ACF has called for the federal nuclear regulator, ARPANSA, to reject ANSTO’s application for an operating license for the new reactor – a call supported by other national environment groups, local residents and the New South Wales government.


“The costs and risks of the new Sydney reactor remain secret,” said ACF campaigner David Noonan. “Details on health impacts, emergency procedures and security, sabotage and accident assessments are still confidential while ANSTO and the federal government are seeking backroom solutions to a long-term environmental threat.”


The government says that the location of Lucas Heights facilitates reliable delivery of radiopharmaceuticals with short half-lives to hospitals and nuclear medicine centers throughout Sydney, and to the airport, for national and international distribution. It also enables researchers to have reasonable access to ANSTO’s facilities.


In technical terms, OPAL will be a 20 megawatt pool reactor using low enriched uranium fuel, and cooled by water. It will be a multipurpose facility for radioisotope production, irradiation services and neutron beam research – it is a neutron factory.


OPAL has the potential to produce around four times as many life-saving medical isotopes used in the diagnosis and treatment of diseases such as cancer than the present Lucas Heights reactor, as well as generate medical isotopes not previously available.


ANSTO signed a contract with the Argentine company INVAP S.E. and its Australian alliance partners, John Holland Construction and Engineering Pty Ltd and Evans Deakin Industries Limited, for the design, construction and commissioning of a replacement for the aging Lucas Heights research reactor on July 13, 2000.

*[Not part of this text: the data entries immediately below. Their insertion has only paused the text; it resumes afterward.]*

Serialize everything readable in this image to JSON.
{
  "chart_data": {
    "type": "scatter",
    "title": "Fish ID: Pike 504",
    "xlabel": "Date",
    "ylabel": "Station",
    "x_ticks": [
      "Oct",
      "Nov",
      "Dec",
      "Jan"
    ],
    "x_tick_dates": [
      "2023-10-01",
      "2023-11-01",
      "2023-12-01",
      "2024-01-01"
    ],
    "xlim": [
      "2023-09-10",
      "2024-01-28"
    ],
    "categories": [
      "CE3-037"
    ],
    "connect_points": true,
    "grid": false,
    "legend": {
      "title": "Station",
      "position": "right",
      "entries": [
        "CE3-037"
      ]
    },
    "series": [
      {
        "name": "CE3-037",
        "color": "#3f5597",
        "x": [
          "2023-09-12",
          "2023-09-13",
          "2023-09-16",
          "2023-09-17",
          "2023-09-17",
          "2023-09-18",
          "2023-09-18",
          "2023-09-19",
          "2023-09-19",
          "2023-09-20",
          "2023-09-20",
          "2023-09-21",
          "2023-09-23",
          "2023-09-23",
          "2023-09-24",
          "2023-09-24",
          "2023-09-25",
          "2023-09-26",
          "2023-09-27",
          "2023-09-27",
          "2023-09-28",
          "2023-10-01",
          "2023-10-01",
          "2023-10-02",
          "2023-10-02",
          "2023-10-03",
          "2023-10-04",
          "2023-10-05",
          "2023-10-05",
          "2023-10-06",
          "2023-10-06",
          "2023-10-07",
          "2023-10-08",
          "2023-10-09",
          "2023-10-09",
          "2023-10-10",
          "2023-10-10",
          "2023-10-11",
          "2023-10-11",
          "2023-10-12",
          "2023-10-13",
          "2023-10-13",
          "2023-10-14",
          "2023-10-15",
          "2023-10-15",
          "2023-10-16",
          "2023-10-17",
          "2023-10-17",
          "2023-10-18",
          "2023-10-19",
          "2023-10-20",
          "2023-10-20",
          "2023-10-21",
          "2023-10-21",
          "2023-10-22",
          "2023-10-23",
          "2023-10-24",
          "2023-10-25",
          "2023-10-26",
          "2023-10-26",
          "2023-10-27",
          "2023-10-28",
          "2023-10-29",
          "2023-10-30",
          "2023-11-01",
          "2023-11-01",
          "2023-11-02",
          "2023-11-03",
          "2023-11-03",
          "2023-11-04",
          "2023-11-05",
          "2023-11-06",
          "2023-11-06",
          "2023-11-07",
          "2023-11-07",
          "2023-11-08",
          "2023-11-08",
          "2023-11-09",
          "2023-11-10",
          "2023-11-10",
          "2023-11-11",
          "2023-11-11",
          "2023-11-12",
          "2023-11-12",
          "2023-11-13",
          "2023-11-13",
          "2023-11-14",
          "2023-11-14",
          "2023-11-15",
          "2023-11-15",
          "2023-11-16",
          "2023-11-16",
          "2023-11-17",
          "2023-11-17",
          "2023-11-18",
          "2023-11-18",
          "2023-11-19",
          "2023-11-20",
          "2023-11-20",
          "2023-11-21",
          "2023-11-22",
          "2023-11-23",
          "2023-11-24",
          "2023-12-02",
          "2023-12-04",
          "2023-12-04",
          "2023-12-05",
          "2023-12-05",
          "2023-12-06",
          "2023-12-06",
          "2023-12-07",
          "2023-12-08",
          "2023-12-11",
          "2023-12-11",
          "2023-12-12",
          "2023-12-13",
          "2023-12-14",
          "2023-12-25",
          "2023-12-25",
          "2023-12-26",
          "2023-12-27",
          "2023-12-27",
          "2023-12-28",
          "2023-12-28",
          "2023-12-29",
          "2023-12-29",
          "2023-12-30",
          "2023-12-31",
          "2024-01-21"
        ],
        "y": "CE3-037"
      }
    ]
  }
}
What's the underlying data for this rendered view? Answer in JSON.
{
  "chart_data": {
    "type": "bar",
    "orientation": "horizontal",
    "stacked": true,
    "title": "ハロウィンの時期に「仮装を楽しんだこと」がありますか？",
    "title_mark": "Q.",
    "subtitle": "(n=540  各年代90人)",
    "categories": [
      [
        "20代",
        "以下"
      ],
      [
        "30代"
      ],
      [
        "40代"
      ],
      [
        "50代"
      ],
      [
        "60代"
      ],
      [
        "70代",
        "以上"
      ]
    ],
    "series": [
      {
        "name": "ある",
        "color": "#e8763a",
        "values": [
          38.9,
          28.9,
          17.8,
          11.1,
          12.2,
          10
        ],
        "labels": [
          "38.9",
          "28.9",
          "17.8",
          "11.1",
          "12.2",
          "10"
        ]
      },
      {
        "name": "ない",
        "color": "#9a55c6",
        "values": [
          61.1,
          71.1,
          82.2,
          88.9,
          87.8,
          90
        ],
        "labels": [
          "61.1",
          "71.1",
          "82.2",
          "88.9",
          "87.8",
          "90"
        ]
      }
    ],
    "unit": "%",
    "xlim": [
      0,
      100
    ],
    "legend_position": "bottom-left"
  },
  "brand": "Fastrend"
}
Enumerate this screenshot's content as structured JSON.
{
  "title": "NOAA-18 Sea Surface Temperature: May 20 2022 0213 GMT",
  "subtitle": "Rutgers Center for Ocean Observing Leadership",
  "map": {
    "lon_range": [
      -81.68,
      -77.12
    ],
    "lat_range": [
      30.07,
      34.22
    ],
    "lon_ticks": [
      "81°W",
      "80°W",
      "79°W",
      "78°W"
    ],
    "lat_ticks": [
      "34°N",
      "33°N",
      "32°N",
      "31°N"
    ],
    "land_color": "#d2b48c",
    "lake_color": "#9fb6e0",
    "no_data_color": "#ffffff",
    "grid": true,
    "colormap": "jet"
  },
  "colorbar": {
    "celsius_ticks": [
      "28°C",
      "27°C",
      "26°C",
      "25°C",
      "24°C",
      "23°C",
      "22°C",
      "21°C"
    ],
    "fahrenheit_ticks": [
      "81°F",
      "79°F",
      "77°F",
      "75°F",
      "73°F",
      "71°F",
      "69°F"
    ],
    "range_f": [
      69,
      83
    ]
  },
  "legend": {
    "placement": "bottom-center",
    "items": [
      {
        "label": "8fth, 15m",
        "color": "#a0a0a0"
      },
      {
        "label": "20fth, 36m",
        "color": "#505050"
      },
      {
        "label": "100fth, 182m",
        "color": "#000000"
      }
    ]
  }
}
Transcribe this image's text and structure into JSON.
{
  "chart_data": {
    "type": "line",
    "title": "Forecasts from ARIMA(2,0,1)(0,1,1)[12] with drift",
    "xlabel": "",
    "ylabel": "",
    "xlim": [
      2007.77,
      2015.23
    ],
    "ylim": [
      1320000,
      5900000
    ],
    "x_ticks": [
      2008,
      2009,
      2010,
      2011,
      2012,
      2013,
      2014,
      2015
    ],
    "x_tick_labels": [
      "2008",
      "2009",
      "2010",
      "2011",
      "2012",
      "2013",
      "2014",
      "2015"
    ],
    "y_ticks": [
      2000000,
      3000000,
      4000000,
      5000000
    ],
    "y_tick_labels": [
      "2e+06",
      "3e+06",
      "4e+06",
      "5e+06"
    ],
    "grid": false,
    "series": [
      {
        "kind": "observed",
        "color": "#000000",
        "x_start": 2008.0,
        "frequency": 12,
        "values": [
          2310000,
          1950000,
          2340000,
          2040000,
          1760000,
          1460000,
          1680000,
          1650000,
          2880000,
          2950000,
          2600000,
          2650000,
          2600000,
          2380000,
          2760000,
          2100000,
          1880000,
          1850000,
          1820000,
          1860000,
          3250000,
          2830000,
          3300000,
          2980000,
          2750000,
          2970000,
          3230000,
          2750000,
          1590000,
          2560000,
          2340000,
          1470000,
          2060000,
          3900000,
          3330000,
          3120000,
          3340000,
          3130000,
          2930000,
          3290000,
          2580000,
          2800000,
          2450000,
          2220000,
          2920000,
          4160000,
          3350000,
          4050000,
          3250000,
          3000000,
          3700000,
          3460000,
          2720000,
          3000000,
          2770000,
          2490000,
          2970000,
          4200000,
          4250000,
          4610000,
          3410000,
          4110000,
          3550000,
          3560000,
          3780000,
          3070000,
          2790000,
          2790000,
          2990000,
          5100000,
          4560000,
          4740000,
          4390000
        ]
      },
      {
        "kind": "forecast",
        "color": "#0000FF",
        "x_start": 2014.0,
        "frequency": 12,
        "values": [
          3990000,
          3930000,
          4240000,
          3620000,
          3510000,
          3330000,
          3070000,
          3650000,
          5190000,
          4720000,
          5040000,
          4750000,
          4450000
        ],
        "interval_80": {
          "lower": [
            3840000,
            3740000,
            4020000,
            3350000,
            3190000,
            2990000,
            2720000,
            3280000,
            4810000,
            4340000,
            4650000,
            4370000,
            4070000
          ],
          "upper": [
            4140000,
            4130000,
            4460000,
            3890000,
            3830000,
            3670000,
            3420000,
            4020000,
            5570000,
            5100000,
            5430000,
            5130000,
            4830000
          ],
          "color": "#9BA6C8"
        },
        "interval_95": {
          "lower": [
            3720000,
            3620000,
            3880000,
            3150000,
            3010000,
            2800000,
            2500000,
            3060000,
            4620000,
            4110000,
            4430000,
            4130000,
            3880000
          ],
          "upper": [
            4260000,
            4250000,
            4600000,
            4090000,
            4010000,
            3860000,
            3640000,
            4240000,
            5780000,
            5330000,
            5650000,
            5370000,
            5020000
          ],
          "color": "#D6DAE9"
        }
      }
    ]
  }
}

OPAL, which will cost $330 million, is due to be fully operational in 2006.


But environmentalists are not convinced of the need for the facility or its safety. Noonan said, “The Sydney reactor is an unsafe and unnecessary facility situated in an inappropriate place and nothing about this U.S. deal changes this radioactive reality.”


The U.S. decision represents a special exemption for Australia, in part to reward ANSTO for helping develop a low-enriched uranium fuel capable of producing radio-pharmaceuticals but not capable of being used to make nuclear weapons.


The NSW government yesterday repeated its opposition to the storage and transport of nuclear waste through the state.


Danny Kennedy, Greenpeace campaigns manager for the Australia Pacific said, “This is the worst possible solution because it will cause the proliferation of nuclear transport and temporary storage of high-level nuclear material in an era of high security concern.


“There is still no long term solution to the problem of radioactive waste,” said Kennedy, “and shipping it around the world in secretive arrangements just makes things worse.”